Het meisje zit in de knoop. Met school, met situaties waar ze zich in bevindt, maar vooral met zichzelf. Ze weet het allemaal even niet meer. Net als heel veel mensen het ergens in hun leven even niet meer weten, maar meestal niet als ze zo jong zijn. En dat is ze, mijn lieve oud-leerling. Zo jong en zo somber. Zo jong en zo de weg kwijt.
Ik zie het aan haar ogen, haar houding en hoor het in de manier waarop ze praat. Ik voel me machteloos. Probeer zo goed mogelijk te luisteren naar hetgeen ze vertelt. Vragen te stellen, zonder oordeel of verwachting, maar het frustreert me, het doet pijn dat ik niet zomaar een antwoord voor haar heb.
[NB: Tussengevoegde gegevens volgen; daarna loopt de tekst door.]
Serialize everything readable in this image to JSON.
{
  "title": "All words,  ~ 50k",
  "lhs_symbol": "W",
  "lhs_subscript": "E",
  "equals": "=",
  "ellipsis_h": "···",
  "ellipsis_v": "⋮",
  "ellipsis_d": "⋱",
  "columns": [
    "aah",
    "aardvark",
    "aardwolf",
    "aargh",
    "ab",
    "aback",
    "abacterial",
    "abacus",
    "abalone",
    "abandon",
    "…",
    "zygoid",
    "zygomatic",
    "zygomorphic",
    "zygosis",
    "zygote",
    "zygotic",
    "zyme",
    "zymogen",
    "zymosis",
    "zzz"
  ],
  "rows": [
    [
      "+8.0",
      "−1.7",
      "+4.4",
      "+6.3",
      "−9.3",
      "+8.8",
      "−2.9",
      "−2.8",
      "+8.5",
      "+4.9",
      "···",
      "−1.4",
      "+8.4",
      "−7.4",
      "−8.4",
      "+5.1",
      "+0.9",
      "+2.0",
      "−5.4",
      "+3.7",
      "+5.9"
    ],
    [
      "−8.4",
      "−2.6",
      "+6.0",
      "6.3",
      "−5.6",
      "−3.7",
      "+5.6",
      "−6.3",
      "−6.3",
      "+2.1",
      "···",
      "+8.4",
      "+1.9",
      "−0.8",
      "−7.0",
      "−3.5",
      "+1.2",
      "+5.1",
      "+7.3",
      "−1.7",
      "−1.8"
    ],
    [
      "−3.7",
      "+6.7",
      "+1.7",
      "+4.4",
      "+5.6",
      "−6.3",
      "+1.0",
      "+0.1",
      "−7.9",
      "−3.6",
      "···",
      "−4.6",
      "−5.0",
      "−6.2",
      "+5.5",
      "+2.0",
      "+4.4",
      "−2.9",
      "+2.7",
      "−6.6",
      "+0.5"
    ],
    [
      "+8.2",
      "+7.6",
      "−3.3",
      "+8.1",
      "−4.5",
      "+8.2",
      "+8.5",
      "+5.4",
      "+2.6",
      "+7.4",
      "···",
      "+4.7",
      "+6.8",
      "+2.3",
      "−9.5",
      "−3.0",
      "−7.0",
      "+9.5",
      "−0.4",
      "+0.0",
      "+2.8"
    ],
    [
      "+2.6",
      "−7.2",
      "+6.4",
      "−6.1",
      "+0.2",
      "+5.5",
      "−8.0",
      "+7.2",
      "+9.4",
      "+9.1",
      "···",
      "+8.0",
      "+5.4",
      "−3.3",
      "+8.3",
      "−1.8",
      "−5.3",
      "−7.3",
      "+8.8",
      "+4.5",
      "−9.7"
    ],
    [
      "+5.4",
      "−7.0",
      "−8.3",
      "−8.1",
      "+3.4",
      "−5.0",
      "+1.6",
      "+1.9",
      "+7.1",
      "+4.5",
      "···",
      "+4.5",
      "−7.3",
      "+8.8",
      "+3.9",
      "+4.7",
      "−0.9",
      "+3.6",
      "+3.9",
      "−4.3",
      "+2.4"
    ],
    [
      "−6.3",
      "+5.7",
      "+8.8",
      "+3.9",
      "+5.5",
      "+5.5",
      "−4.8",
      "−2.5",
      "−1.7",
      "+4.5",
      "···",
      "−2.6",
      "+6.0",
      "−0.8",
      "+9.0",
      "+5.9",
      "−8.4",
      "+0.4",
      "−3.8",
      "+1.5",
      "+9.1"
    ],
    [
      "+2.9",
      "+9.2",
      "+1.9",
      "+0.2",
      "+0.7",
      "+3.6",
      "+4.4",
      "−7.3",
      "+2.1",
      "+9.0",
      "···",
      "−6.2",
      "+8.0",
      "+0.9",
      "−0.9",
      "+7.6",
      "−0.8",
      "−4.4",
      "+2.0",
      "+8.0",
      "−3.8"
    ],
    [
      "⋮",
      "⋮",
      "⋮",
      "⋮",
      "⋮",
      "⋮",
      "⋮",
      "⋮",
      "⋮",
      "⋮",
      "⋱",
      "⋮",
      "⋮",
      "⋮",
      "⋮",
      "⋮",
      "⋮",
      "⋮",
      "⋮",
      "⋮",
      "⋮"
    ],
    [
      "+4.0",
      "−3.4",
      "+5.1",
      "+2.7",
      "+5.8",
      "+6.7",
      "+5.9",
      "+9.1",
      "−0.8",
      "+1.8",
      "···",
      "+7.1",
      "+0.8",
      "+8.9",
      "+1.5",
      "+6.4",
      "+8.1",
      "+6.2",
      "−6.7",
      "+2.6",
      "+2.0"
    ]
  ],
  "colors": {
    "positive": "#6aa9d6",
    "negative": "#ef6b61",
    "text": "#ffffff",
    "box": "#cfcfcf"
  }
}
Ze weet niet waarom ze zich zo voelt. “Het is er gewoon. En het gaat niet weg”. Ik weet soms even niet wat ik moet zeggen.
“Het voelt gewoon al fijn om erover te praten”, zegt ze. Ze praat al maanden, met dokters, psychologen en hulpverleners. Ik ben geen psycholoog, maak geen notities, maar maak me zorgen. Veel zorgen.
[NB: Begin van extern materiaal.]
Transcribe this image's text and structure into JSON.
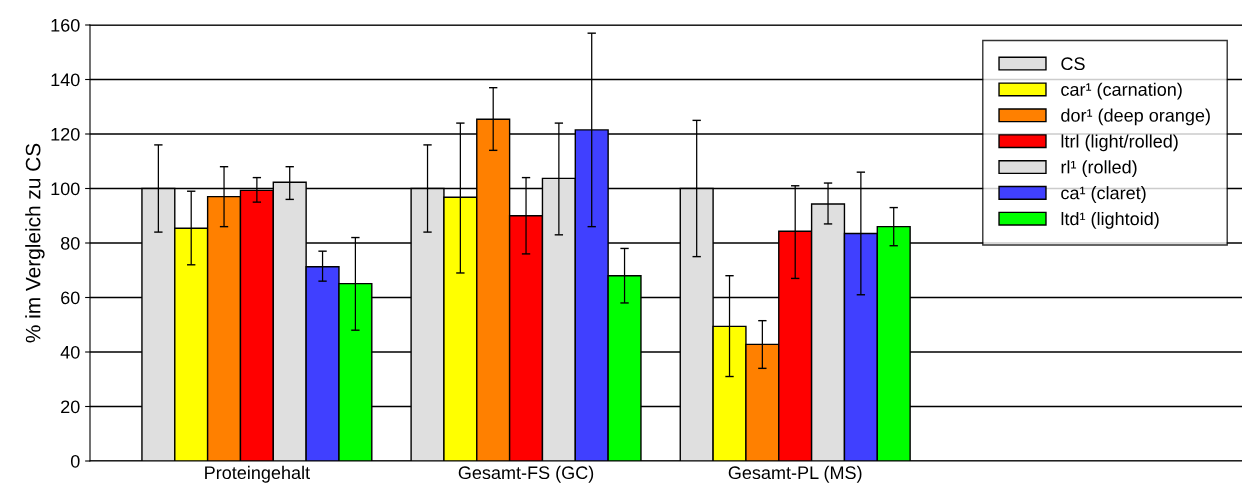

Naar school gaat ze amper. Dit jaar zal ze over moeten doen. De school zal binnenkort beslissen of ze überhaupt mag blijven. Er zal door de leerkrachten gestemd moeten worden!? Ik ben geschokt. Dit meisje heeft niks verkeerd gedaan. Is niet brutaal, agressief of ongeïnteresseerd. Enkel moe en ongelukkig. Ze kan het niet opbrengen naar school te gaan, zegt ze. Voelt zich er vreselijk alleen. Een andere school lost háár probleem niet op, wel het probleem van de school, blijkbaar. Triest. Heel triest.
In het park lopen we soms minutenlang naast elkaar zonder iets te zeggen. Ik vraag me af of ze geniet. Van het mooie weer, van de drukte, van de natuur die prachtig in bloei staat.
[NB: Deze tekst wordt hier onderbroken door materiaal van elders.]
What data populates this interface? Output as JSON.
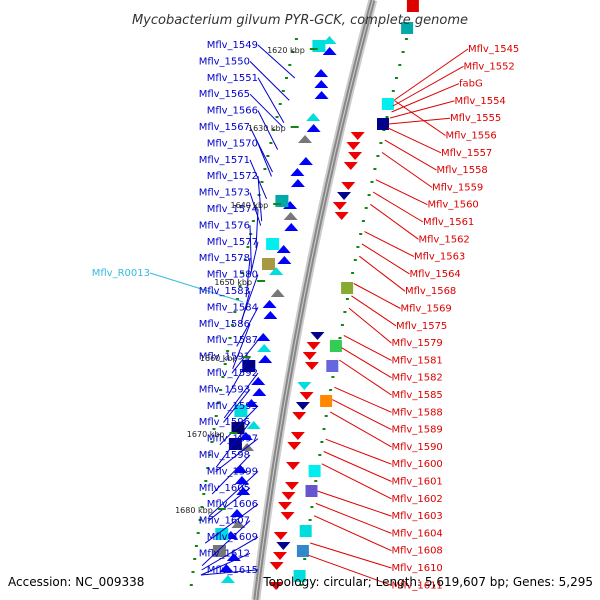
{
  "title": "Mycobacterium gilvum PYR-GCK, complete genome",
  "footer": {
    "accession": "Accession: NC_009338",
    "summary": "Topology: circular; Length: 5,619,607 bp; Genes: 5,295"
  },
  "colors": {
    "forward_label": "#0000cc",
    "reverse_label": "#dd0000",
    "rna_label": "#33bbdd",
    "backbone": "#888888",
    "tick": "#118811"
  },
  "coordinate_labels": [
    "1620 kbp",
    "1630 kbp",
    "1640 kbp",
    "1650 kbp",
    "1660 kbp",
    "1670 kbp",
    "1680 kbp"
  ],
  "forward_genes": [
    "Mflv_1549",
    "Mflv_1550",
    "Mflv_1551",
    "Mflv_1565",
    "Mflv_1566",
    "Mflv_1567",
    "Mflv_1570",
    "Mflv_1571",
    "Mflv_1572",
    "Mflv_1573",
    "Mflv_1574",
    "Mflv_1576",
    "Mflv_1577",
    "Mflv_1578",
    "Mflv_1580",
    "Mflv_1583",
    "Mflv_1584",
    "Mflv_1586",
    "Mflv_1587",
    "Mflv_1591",
    "Mflv_1592",
    "Mflv_1593",
    "Mflv_1595",
    "Mflv_1596",
    "Mflv_1597",
    "Mflv_1598",
    "Mflv_1599",
    "Mflv_1605",
    "Mflv_1606",
    "Mflv_1607",
    "Mflv_1609",
    "Mflv_1612",
    "Mflv_1615"
  ],
  "rna_genes": [
    "Mflv_R0013"
  ],
  "reverse_genes": [
    "Mflv_1545",
    "Mflv_1552",
    "fabG",
    "Mflv_1554",
    "Mflv_1555",
    "Mflv_1556",
    "Mflv_1557",
    "Mflv_1558",
    "Mflv_1559",
    "Mflv_1560",
    "Mflv_1561",
    "Mflv_1562",
    "Mflv_1563",
    "Mflv_1564",
    "Mflv_1568",
    "Mflv_1569",
    "Mflv_1575",
    "Mflv_1579",
    "Mflv_1581",
    "Mflv_1582",
    "Mflv_1585",
    "Mflv_1588",
    "Mflv_1589",
    "Mflv_1590",
    "Mflv_1600",
    "Mflv_1601",
    "Mflv_1602",
    "Mflv_1603",
    "Mflv_1604",
    "Mflv_1608",
    "Mflv_1610",
    "Mflv_1611"
  ]
}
We proberen samen dingen te bedenken die haar blij kunnen maken. Ze vindt het moeilijk. “Weinig”, zegt ze. "Niet zoals vroeger." Een vreemd woord voor iemand van haar leeftijd.
Na een paar uur nemen we afscheid. Er is niks opgelost, niks veranderd, maar dat geeft niet. “Het was een fijne middag juf”, zegt ze. Mijn hart breekt. Ik weet dat ik haar niet kan helpen, dat het misschien niet 'mijn plek' is, maar dat maakt me niet uit. Het was een fijne middag en die gunde ik haar uit de grond van mijn hart.